That thief has guts - steal the pants once, return them and steal yet another pair? I guess he really wanted that style.
Who’s Teasing Who?
(1) WEWS-TV in Cleveland reported in August that the pregnancy rate among girls at Timken High School in Canton, Ohio, was 13 percent, despite the fact that the school’s athletic teams are known as the Trojans.
(2) Police Chief Michael Chitwood of Daytona Beach, Fla., reported that his house was burglarized in August during the time he was speaking to a Neighborhood Watch group on crime prevention.
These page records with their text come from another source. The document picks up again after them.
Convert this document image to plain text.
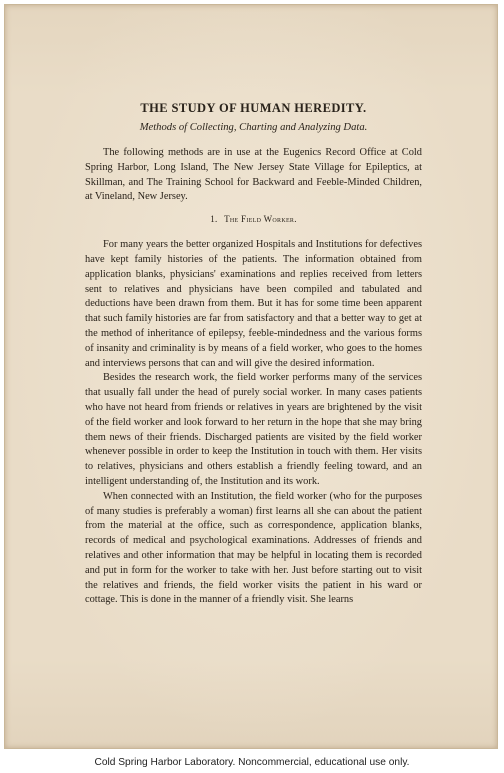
THE STUDY OF HUMAN HEREDITY.
Methods of Collecting, Charting and Analyzing Data.

The following methods are in use at the Eugenics Record Office at Cold Spring Harbor, Long Island, The New Jersey State Village for Epileptics, at Skillman, and The Training School for Backward and Feeble-Minded Children, at Vineland, New Jersey.

1. The Field Worker.

For many years the better organized Hospitals and Institutions for defectives have kept family histories of the patients. The information obtained from application blanks, physicians' examinations and replies received from letters sent to relatives and physicians have been compiled and tabulated and deductions have been drawn from them. But it has for some time been apparent that such family histories are far from satisfactory and that a better way to get at the method of inheritance of epilepsy, feeble-mindedness and the various forms of insanity and criminality is by means of a field worker, who goes to the homes and interviews persons that can and will give the desired information.

Besides the research work, the field worker performs many of the services that usually fall under the head of purely social worker. In many cases patients who have not heard from friends or relatives in years are brightened by the visit of the field worker and look forward to her return in the hope that she may bring them news of their friends. Discharged patients are visited by the field worker whenever possible in order to keep the Institution in touch with them. Her visits to relatives, physicians and others establish a friendly feeling toward, and an intelligent understanding of, the Institution and its work.

When connected with an Institution, the field worker (who for the purposes of many studies is preferably a woman) first learns all she can about the patient from the material at the office, such as correspondence, application blanks, records of medical and psychological examinations. Addresses of friends and relatives and other information that may be helpful in locating them is recorded and put in form for the worker to take with her. Just before starting out to visit the relatives and friends, the field worker visits the patient in his ward or cottage. This is done in the manner of a friendly visit. She learns

Cold Spring Harbor Laboratory. Noncommercial, educational use only.
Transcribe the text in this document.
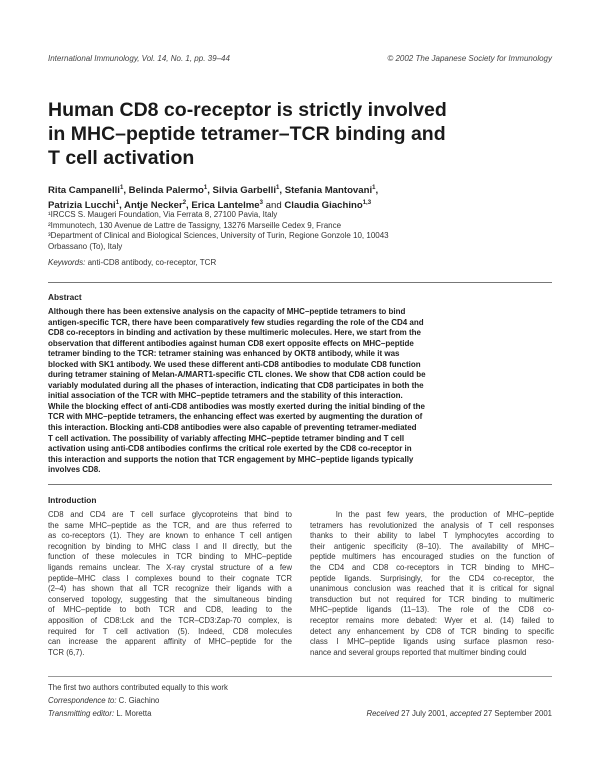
International Immunology, Vol. 14, No. 1, pp. 39–44	© 2002 The Japanese Society for Immunology
Human CD8 co-receptor is strictly involved
in MHC–peptide tetramer–TCR binding and
T cell activation
Rita Campanelli$^1$, Belinda Palermo$^1$, Silvia Garbelli$^1$, Stefania Mantovani$^1$,
Patrizia Lucchi$^1$, Antje Necker$^2$, Erica Lantelme$^3$ and Claudia Giachino$^{1,3}$
¹IRCCS S. Maugeri Foundation, Via Ferrata 8, 27100 Pavia, Italy
²Immunotech, 130 Avenue de Lattre de Tassigny, 13276 Marseille Cedex 9, France
³Department of Clinical and Biological Sciences, University of Turin, Regione Gonzole 10, 10043
Orbassano (To), Italy
Keywords: anti-CD8 antibody, co-receptor, TCR
Abstract
Although there has been extensive analysis on the capacity of MHC–peptide tetramers to bind
antigen-specific TCR, there have been comparatively few studies regarding the role of the CD4 and
CD8 co-receptors in binding and activation by these multimeric molecules. Here, we start from the
observation that different antibodies against human CD8 exert opposite effects on MHC–peptide
tetramer binding to the TCR: tetramer staining was enhanced by OKT8 antibody, while it was
blocked with SK1 antibody. We used these different anti-CD8 antibodies to modulate CD8 function
during tetramer staining of Melan-A/MART1-specific CTL clones. We show that CD8 action could be
variably modulated during all the phases of interaction, indicating that CD8 participates in both the
initial association of the TCR with MHC–peptide tetramers and the stability of this interaction.
While the blocking effect of anti-CD8 antibodies was mostly exerted during the initial binding of the
TCR with MHC–peptide tetramers, the enhancing effect was exerted by augmenting the duration of
this interaction. Blocking anti-CD8 antibodies were also capable of preventing tetramer-mediated
T cell activation. The possibility of variably affecting MHC–peptide tetramer binding and T cell
activation using anti-CD8 antibodies confirms the critical role exerted by the CD8 co-receptor in
this interaction and supports the notion that TCR engagement by MHC–peptide ligands typically
involves CD8.
Introduction
CD8 and CD4 are T cell surface glycoproteins that bind to
the same MHC–peptide as the TCR, and are thus referred to
as co-receptors (1). They are known to enhance T cell antigen
recognition by binding to MHC class I and II directly, but the
function of these molecules in TCR binding to MHC–peptide
ligands remains unclear. The X-ray crystal structure of a few
peptide–MHC class I complexes bound to their cognate TCR
(2–4) has shown that all TCR recognize their ligands with a
conserved topology, suggesting that the simultaneous binding
of MHC–peptide to both TCR and CD8, leading to the
apposition of CD8:Lck and the TCR–CD3:Zap-70 complex, is
required for T cell activation (5). Indeed, CD8 molecules
can increase the apparent affinity of MHC–peptide for the
TCR (6,7).
In the past few years, the production of MHC–peptide
tetramers has revolutionized the analysis of T cell responses
thanks to their ability to label T lymphocytes according to
their antigenic specificity (8–10). The availability of MHC–
peptide multimers has encouraged studies on the function of
the CD4 and CD8 co-receptors in TCR binding to MHC–
peptide ligands. Surprisingly, for the CD4 co-receptor, the
unanimous conclusion was reached that it is critical for signal
transduction but not required for TCR binding to multimeric
MHC–peptide ligands (11–13). The role of the CD8 co-
receptor remains more debated: Wyer et al. (14) failed to
detect any enhancement by CD8 of TCR binding to specific
class I MHC–peptide ligands using surface plasmon reso-
nance and several groups reported that multimer binding could
The first two authors contributed equally to this work
Correspondence to: C. Giachino
Transmitting editor: L. Moretta	Received 27 July 2001, accepted 27 September 2001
(3) In August, Kosco, a police dog assigned to the Watertown, N.Y., force, was the first cop on the scene to bring down Mark A. Adams, 22, who had eluded officers for seven hours after violating probation for cruelty to his pet dog.
Lack of Remorse:
In Tacoma, Wash., in September, a smirking Ulysses Hardy III, 24, pleaded guilty to three aggravated murders, laughed at the victims’ families in court, and told them to “get over it” and that “pain is part of life.” Hardy said there are two kinds of people, “us and them, predators and prey,” and that he’s “damn sure not prey. I did what I did. And that’s not going to change.”
A week earlier in Norristown, Pa., Janeske Vargas, 35, was sentenced to life in prison for setting a friend on fire with vodka and nail polish remover, but said she had nothing to say in court to her friend’s family. “No, why should I? … They’ll get over it.”